Meetings International -  Conference Keynote Speaker Mohsen Naraghi photo

Mohsen Naraghi

Tehran University of Medical Sciences, Iran

Title: The artistic sculpturing of the aesthetic face by rhinogenioplasty

Biography:

Mohsen Naraghi is double-Board Certified Facial Plastic Reconstructive Surgeon. He is the Faculty at TUMS School of Medicine, Division of Facial Plastic Reconstructive Surgery. Also he is the Founder and Medical Director at the Dr. Naraghi Facial Plastic Surgery Clinic and the winner of multiple international awards including three American Academy Awards since 2005. He is an author of Facial Plastic Surgery, awarded as the best academic book of the year in 2007, a Chapter Author of the first ever global reference on Revision Rhinoplasty and an Instructor of numerous courses, hands-on and live surgery workshops throughout the world.

Abstract:

Objectives: (1) Know different nose and chin parameters contributing to the facial profile harmony. (2) Detect the specific facial imbalance of the nose and chin in any patient who is seeking correction of facial profile. (3) Apply different surgical techniques for chin advancement with the least complications and best results.
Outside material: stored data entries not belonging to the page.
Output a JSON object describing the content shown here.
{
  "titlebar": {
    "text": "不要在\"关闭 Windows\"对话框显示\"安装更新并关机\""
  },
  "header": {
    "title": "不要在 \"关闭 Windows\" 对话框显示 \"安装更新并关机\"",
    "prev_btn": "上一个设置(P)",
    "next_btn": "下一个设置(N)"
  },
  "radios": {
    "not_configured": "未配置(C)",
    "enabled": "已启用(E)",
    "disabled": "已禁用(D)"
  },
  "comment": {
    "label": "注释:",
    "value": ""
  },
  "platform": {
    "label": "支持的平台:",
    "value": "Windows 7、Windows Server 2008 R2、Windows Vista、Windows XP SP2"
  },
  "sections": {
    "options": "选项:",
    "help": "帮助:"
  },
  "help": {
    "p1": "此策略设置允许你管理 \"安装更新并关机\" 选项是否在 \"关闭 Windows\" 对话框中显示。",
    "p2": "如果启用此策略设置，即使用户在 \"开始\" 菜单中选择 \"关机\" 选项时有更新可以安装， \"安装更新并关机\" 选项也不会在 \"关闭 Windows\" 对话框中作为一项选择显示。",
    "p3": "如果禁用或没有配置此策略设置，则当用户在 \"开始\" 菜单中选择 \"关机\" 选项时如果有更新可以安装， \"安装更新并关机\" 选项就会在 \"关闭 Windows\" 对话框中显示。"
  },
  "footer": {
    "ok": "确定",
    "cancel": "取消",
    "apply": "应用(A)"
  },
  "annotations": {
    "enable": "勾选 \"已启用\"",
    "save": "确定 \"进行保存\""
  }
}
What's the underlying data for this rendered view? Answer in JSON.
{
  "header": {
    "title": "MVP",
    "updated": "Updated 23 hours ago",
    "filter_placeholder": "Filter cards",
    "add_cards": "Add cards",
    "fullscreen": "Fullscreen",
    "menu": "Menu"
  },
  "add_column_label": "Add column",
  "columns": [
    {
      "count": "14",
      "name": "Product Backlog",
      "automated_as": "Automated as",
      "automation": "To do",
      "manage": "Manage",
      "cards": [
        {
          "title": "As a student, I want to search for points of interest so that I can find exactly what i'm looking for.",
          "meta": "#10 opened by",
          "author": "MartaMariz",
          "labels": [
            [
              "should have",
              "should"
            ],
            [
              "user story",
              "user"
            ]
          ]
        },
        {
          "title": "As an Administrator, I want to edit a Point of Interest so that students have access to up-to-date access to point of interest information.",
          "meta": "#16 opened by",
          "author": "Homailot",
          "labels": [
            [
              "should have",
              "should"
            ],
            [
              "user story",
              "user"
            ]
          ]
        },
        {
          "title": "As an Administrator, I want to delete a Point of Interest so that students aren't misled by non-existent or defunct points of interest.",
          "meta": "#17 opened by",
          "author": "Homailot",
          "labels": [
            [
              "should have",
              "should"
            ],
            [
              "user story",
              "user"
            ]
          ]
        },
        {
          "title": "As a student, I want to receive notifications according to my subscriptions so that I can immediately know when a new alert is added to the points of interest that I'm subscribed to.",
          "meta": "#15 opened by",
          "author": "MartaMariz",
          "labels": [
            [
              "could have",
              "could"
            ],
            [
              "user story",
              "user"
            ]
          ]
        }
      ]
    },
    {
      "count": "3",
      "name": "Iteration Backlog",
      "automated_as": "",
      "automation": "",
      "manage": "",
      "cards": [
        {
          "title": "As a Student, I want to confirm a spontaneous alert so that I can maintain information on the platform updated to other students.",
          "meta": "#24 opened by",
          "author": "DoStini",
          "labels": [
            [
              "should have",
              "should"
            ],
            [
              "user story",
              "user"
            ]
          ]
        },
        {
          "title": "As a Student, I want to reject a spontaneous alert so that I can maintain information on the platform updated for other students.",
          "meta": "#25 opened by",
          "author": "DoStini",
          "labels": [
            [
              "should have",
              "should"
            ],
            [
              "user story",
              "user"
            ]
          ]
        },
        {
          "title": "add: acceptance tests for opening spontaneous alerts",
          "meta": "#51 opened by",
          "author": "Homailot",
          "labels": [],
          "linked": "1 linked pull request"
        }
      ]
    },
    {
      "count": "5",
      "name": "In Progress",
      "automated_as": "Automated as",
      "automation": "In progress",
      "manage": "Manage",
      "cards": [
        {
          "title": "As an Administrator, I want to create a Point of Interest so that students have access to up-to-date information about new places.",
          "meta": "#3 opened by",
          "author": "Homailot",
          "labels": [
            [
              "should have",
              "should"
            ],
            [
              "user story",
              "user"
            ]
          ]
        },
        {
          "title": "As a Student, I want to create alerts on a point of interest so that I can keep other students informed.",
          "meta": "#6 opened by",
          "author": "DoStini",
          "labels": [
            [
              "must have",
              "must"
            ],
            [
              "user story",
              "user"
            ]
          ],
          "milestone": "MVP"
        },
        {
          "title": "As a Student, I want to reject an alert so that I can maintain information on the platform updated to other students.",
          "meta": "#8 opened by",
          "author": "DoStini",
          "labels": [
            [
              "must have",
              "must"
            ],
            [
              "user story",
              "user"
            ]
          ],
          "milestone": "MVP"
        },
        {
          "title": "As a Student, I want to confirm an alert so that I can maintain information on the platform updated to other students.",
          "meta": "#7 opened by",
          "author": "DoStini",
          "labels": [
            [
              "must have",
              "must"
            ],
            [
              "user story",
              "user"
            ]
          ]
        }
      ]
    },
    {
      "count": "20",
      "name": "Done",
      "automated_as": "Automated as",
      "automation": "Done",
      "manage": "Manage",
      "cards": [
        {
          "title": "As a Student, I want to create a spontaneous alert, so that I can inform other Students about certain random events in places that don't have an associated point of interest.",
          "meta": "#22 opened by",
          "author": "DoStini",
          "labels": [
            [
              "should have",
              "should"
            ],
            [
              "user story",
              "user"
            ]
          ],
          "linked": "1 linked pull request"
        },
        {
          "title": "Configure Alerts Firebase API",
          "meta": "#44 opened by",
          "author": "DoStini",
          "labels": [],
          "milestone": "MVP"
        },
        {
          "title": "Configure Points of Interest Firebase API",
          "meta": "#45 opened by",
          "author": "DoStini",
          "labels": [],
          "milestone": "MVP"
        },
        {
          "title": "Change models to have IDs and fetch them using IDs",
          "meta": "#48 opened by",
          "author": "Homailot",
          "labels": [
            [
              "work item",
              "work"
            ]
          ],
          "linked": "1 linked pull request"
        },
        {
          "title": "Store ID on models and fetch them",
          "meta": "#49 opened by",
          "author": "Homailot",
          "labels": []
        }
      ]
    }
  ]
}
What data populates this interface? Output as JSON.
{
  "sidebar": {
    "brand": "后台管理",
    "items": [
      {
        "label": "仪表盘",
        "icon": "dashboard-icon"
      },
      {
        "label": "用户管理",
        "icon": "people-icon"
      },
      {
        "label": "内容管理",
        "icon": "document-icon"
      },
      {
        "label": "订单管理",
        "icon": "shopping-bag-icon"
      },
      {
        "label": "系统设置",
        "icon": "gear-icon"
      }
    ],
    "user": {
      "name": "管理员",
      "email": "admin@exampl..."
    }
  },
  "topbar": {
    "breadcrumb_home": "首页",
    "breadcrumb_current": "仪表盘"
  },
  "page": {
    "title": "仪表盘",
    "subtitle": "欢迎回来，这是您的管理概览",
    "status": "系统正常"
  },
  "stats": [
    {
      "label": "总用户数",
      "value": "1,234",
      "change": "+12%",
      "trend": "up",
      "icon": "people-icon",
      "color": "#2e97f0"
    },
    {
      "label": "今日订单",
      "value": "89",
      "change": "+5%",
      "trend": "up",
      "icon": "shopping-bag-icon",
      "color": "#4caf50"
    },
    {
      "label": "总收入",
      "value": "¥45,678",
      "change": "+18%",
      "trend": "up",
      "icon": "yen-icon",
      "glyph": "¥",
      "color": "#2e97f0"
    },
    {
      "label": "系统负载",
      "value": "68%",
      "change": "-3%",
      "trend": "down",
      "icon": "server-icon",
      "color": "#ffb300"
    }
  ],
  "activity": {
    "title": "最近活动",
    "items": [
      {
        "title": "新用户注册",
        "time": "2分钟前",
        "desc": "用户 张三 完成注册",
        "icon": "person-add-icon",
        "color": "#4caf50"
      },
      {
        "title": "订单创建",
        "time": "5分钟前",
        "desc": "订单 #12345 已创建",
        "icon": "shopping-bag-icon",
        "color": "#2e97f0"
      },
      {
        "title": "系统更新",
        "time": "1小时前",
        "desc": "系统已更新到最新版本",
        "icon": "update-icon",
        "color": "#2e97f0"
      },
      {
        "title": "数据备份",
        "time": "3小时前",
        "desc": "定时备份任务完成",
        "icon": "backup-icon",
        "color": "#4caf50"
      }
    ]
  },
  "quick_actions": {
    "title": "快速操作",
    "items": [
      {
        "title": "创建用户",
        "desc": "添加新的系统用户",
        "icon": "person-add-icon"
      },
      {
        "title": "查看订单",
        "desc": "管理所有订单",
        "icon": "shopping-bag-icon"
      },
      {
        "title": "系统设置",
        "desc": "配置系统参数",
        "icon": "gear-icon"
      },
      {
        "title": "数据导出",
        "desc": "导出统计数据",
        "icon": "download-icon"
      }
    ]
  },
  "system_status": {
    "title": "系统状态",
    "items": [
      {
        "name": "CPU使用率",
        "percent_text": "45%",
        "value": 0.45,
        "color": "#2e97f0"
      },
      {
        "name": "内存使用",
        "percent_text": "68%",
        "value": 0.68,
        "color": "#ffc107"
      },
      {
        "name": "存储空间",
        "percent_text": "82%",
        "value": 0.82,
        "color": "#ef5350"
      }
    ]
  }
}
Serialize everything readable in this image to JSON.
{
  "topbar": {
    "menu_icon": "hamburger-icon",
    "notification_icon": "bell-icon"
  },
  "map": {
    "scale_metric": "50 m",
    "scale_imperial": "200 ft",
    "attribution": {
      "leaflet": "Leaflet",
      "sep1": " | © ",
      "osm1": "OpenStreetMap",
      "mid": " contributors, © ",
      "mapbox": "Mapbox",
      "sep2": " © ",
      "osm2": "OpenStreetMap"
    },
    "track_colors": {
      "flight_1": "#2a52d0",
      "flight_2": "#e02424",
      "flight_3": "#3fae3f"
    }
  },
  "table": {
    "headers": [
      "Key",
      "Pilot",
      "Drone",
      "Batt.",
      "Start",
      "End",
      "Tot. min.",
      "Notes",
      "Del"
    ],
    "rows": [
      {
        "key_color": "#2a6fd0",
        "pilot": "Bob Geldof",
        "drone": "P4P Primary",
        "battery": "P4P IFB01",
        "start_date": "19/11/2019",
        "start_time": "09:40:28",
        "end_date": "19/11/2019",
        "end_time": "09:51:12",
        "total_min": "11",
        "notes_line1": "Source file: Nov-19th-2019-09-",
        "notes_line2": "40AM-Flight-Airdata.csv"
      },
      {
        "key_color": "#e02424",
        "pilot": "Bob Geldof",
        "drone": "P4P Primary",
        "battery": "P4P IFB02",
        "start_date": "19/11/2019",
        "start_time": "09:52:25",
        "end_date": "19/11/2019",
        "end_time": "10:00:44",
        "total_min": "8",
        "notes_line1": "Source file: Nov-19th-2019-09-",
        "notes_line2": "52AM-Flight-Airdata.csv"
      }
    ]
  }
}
The chin like the nose is in a prominent position on the face and plays very important role in facial profile. The important relationship between the nose and chin may be ignored by many patients who are seeking rhinoplasty and may be underestimated by facial plastic surgeons who perform rhinoplasty This is the task of a facial plastic surgeon to mention this relationship and emphasize its importance for the patient. It is estimated that approximately one fifth of patients requesting rhinoplasty have an underdeveloped mandibular symphysis with normal occlusion (Angle, class I) can benefit from chin augmentation. The relationships between the nose and face were formulated by many authors considering the nasofrontal angle, nasolabial angle, nasofacial angle, and nasomental angle as important aesthetic parameters. Each facial component affects the perception of the balance of the other facial components. An underdeveloped chin with deficient projection will stimulate the image of an over projected nose. For this reason, we evaluated nose-chin proportions and nasal projection before and after genioplasty in rhinoplasty patients. In this presentation different nose and chin parameters contributing to the facial profile harmony will be described. Chin analysis will be discussed according to the most consistent methods. Surgical techniques for osteoplastic chin advancement will be demonstrated. All procedures were performed under general anesthesia with intraoral incision. After exposing the mentum, mental nerves were explored. After markings 5mm below the mental nerves, horizontal osteotomy was performed for chin advancement at the extent which was estimated on preoperative evaluation. The advanced segment was fixed in place with titanium plates or screws. Genioplasty could be performed in patients with chin problems during, before or after rhinoplasty to make a beautiful profile. Our experience with osteoplasty showed satisfactory results with no significant complication.